Royal London UK Equity Income – 48.1% in mid-caps

While Martin Cholwill’s five crown-rated Royal London UK Equity Income fund counts the likes of Royal Dutch Shell, GlaxoSmithKline and British American Tobacco as its largest holdings, the manager also holds close to half of the portfolio in FTSE 250 stocks.

As such, due to that position in internationally-facing mega-caps it has been one of the best performers on this list over 2016 so far with returns of 9.19 per cent.

Cholwill has historically had a high weighting to mid-caps and he focuses on companies with strong market positions, cash-flow-backed dividend yields and robust balance sheets – a strategy that has worked well over the longer term.

The £1.7bn fund, which yields 3.8 per cent, has beaten the sector in nine out of the last 10 calendar years (the index in eight out of 10 years). As a result, it has been the third best performer in the sector since Cholwill became manager in March 2005 with returns of 191.48 per cent, beating its benchmark by 70 percentage points in the process.

Performance of fund versus sector and index under Cholwill

 

Source: FE Analytics

The manager recently told FE Trustnet that the outlook for UK equities was positive due to central bank intervention among other factors and in his latest note to investors he said he wouldn’t be changing his significant weighting to mid-caps anytime soon.

“Following the vote to exit the EU, I believe the UK is likely to experience an extended period of political and economic uncertainty,” Cholwill said.

“So far, consumer spending is holding up well, as evident in John Lewis weekly sales numbers and regional shopping centre footfall, despite a fall in consumer confidence surveys. We will continue to monitor economic developments closely, but I believe it best to avoid any knee-jerk changes to the portfolio until the implications of Brexit become clearer.”

 


Montanaro UK Income – 54% in mid-caps

The final fund on the list is the Montanaro UK Income fund, which is run by Charles Montanaro and has a hefty 54 per cent in FTSE 250 stocks.

Its list of top 10 holdings is also very domestically-orientated, with the manager – who focuses on high quality companies with strong balance sheets – counting the likes of Jupiter, St James Place, Taylor Wimpey, Cineworld and Hilton Food Group among his largest positions.

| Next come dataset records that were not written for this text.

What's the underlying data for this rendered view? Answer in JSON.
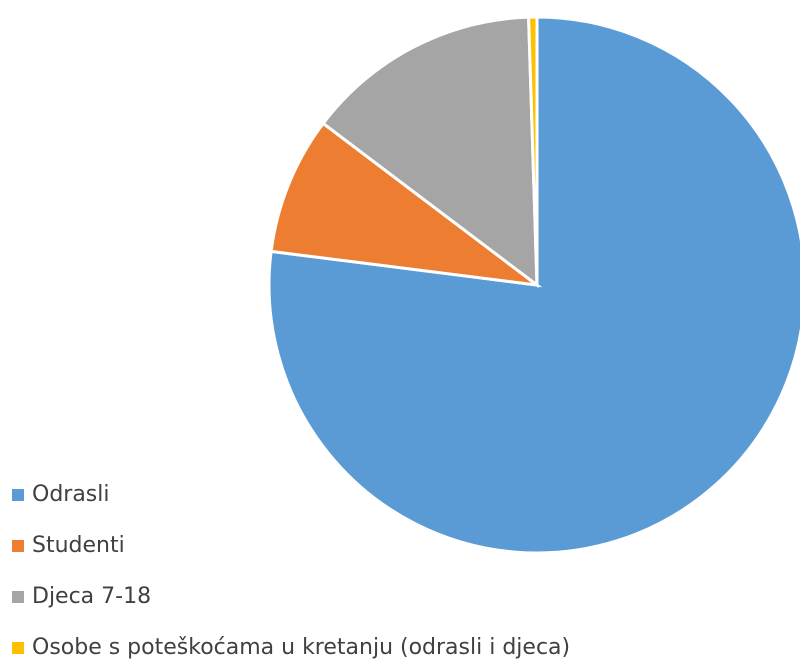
{
  "chart_data": {
    "type": "pie",
    "categories": [
      "Odrasli",
      "Studenti",
      "Djeca 7-18",
      "Osobe s poteškoćama u kretanju (odrasli i djeca)"
    ],
    "values": [
      77,
      8.3,
      14.2,
      0.5
    ],
    "colors": [
      "#5b9bd5",
      "#ed7d31",
      "#a5a5a5",
      "#ffc000"
    ],
    "legend": "bottom-left"
  }
}
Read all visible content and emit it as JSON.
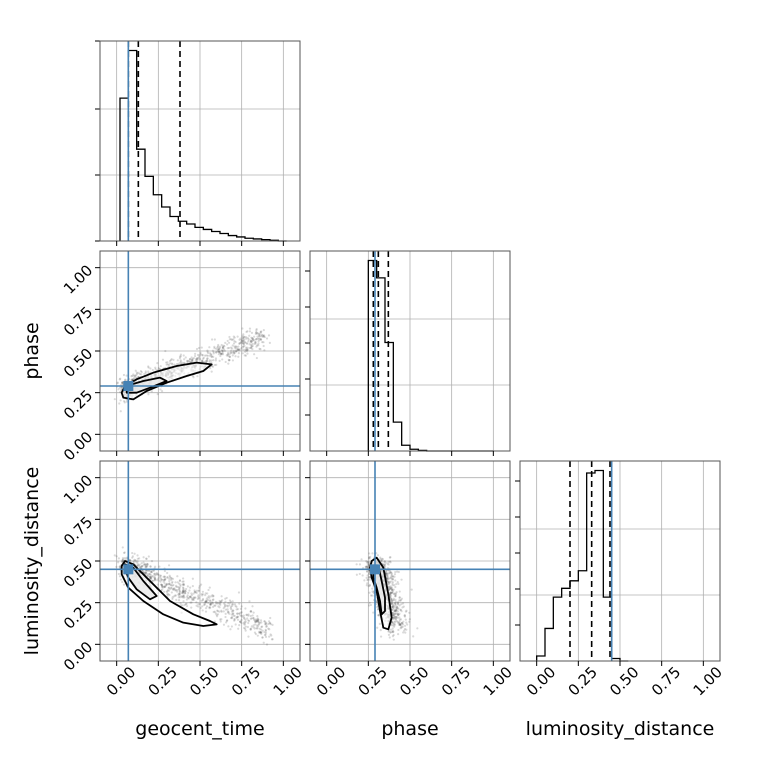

It is, however, going to be removed from the IA UK Equity Income sector for failing to meet the necessary yield requirement for the sector.

Nevertheless, it has certainly been a strong performer from a total return point of view over the years.

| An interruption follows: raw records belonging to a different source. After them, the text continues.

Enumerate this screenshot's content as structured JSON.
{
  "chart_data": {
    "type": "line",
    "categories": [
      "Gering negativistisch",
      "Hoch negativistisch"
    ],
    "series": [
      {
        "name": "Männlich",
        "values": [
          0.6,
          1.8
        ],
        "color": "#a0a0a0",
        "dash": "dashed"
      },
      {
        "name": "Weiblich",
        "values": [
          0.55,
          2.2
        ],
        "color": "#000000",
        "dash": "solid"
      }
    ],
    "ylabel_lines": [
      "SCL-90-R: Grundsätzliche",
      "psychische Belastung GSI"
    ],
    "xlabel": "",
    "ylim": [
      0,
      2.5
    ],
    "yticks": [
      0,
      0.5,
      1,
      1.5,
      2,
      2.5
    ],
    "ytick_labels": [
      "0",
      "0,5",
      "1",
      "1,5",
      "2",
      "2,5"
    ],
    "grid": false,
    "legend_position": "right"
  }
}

According to FE data, the £145m fund – which was once a pan-European smaller companies offering – has returned 29.32 per cent over three years, meaning it has been a top quartile performer over that time and nearly doubled the returns of the FTSE All Share.

Performance of fund versus sector and index over 3yrs

 

Source: FE Analytics

That being said, its focus on the domestic economy and preference for mid-caps means Montanaro UK Income has lost money in 2016 so far.

Since the EU referendum, though, the manager has been happy with the performance of a number of his largest holdings.

“The strongest contribution in July came from Jupiter, the UK asset manager, which reported a positive set of results and reassured the market that Brexit shouldn't hurt the business operationally,” Montanaro said.

“St. James's Place, the British wealth manager, moved higher after the company reported a strong set of results and confirmed it is very much business as usual. Taylor Wimpey, a British based housebuilding company, also increased after releasing reassuring half-year results.”